Initially, the Czech Republic wanted to focus its agenda on typical priorities like regional co-operation, for which the slogan “V4 Trust” was chosen to represent the Czech presidency. Among the seven main goals of its programme, “Togetherness” was given the top place. Followed by other goals such as Energy” or “Active Practising of the Solidarity Principle in the EU”, one could hardly expect any part of the Czech presidency to have interested anyone but diplomats and a few researchers. That is, before the current refugee crisis.

Internal security and home affairs had not been a priority of the Czech presidency. Even though the programme contains the headline “Security and Defence Cooperation”, the focus there is on military interoperability, referring to conflicts such as that in Ukraine. Events over the summer in Hungary and the entire southern EU have shifted the focus of the Czech presidency dramatically. In early September, there was an extraordinary summit of V4 leaders in Prague, where a joint statement on the crisis rejected “any proposal leading to introduction of mandatory and permanent quota for solidarity measures”, and called instead for the “full and rigorous implementation of the current asylum acquis, with particular focus on Dublin regulation, a functioning system of registration and effective return policy”.

Hungary has been among the EU member states most burdened by the arrival of refugees, and with the Czech Republic lying between Hungary and Germany – the dream destination for many asylum seekers – problems are also expected there. The whole Czech V4 presidency can therefore be expected to downplay its initial goals and focus more on this key EU issue of migration, where V4 co-operation has traditionally been very weak. On the other hand, if such co-operation is successful it could reinforce the whole Visegrad platform and make it more relevant to European integration.

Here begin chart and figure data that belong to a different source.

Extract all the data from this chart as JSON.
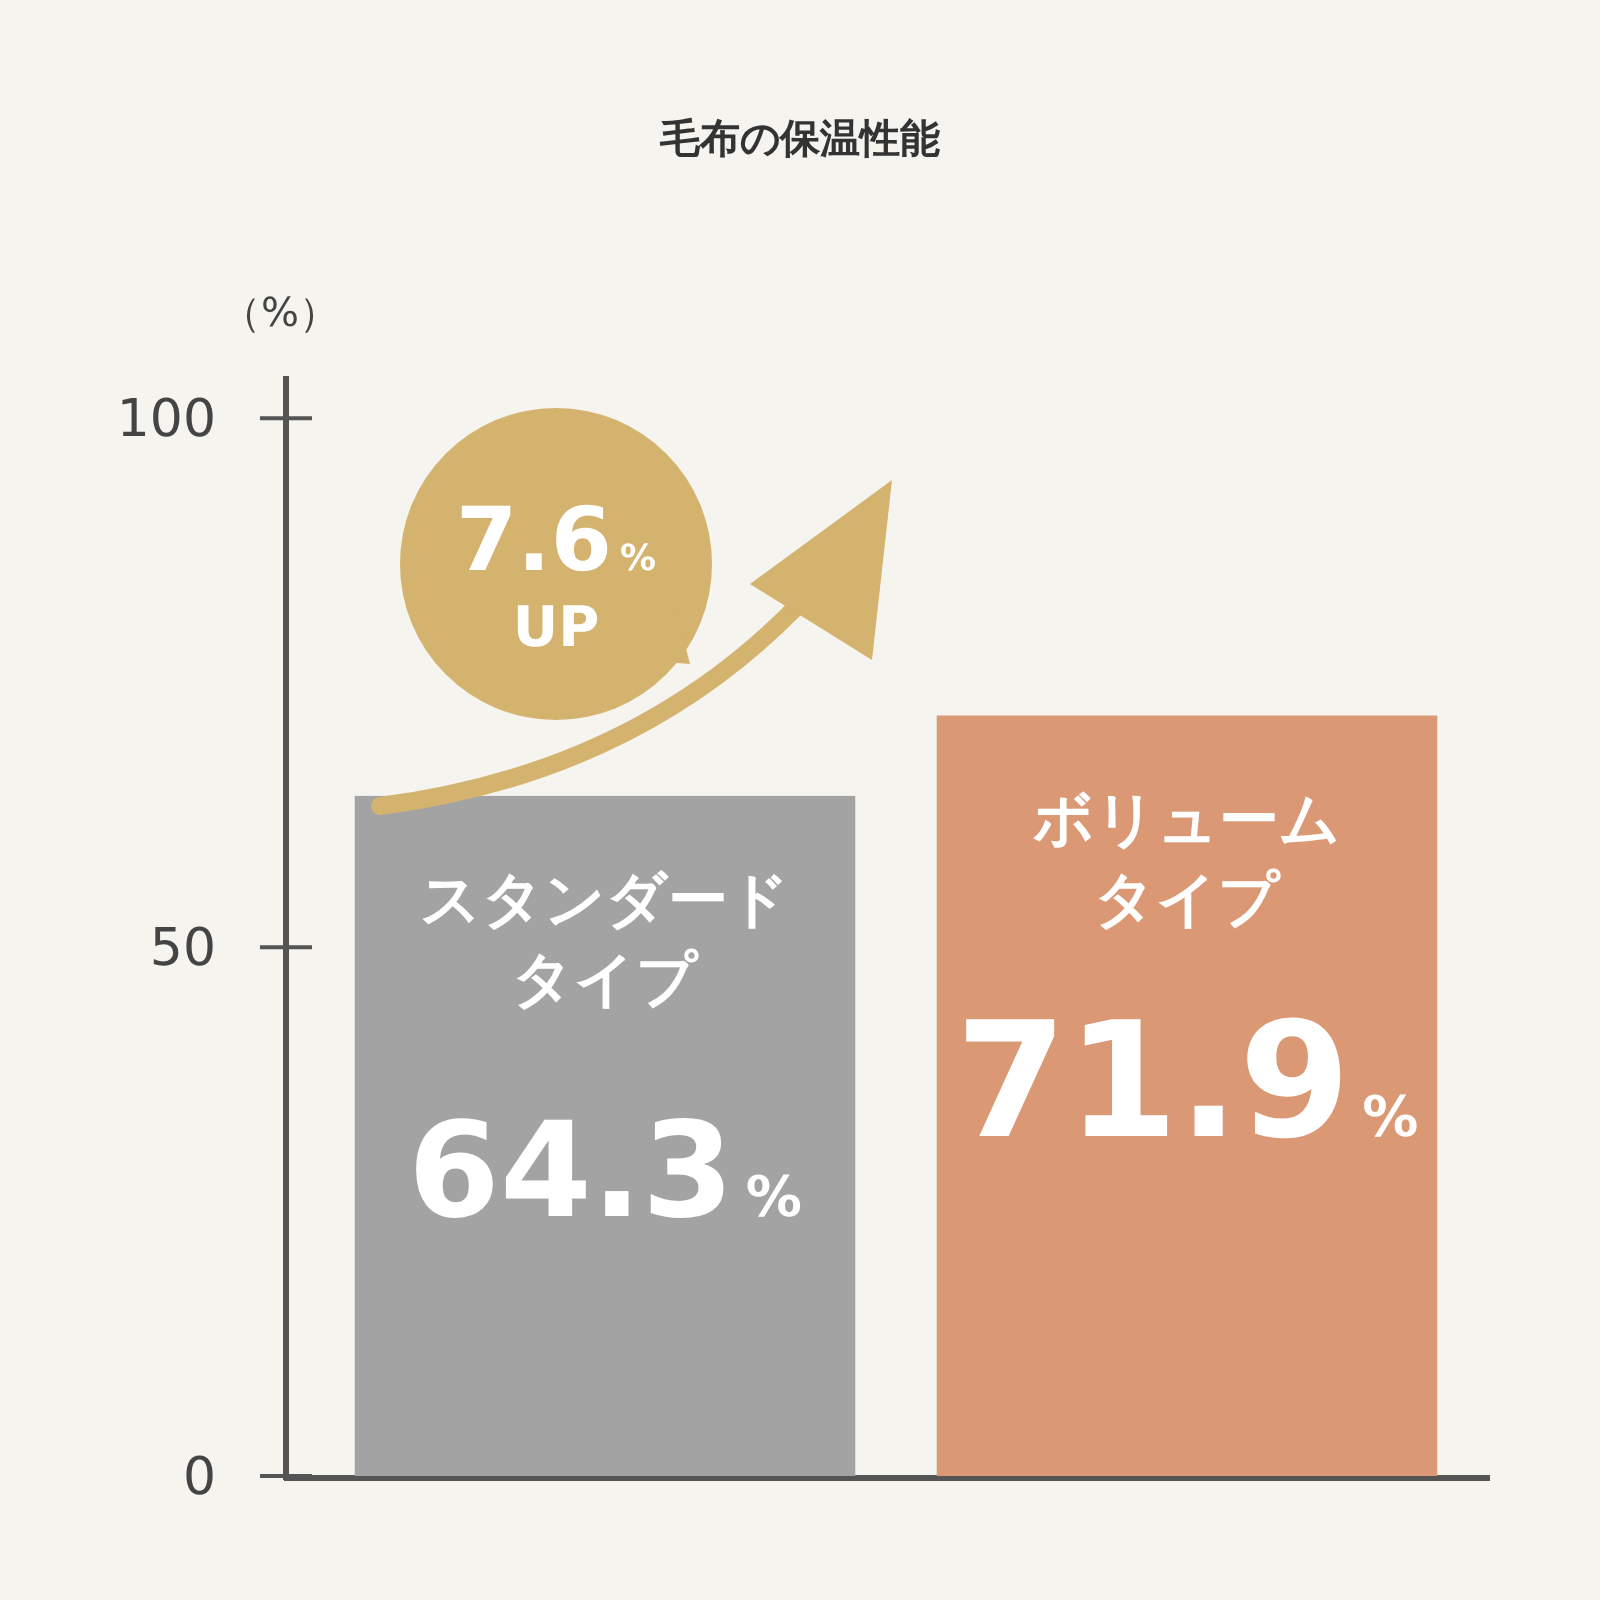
{
  "chart_data": {
    "type": "bar",
    "title": "毛布の保温性能",
    "ylabel": "（%）",
    "categories": [
      "スタンダードタイプ",
      "ボリュームタイプ"
    ],
    "values": [
      64.3,
      71.9
    ],
    "colors": [
      "#a3a3a3",
      "#db9874"
    ],
    "value_labels": [
      "64.3%",
      "71.9%"
    ],
    "ylim": [
      0,
      104
    ],
    "yticks": [
      0,
      50,
      100
    ],
    "annotations": [
      "7.6% UP"
    ]
  }
}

Concerning the refugee issue, there seemed to be a clear consensus among the V4 countries when it came to their rigid and restrictive position. But this changed on Tuesday 22nd September when Poland left the block and supported the EU Council decision on mandatory quotas, leaving the Czech Republic, Slovakia and Hungary voting against. As the V4 governments seem to be quite stable, no further substantial changes are likely in the coming months. Definitely not in the Czech Republic itself, as there is no political party that would support a liberal, German-style approach. The current coalition consisting of Social Democrats, Christian Democrats and Liberals has adopted a very reserved stance towards introducing binding measures, and the right-wing opposition advocates an even stricter approach.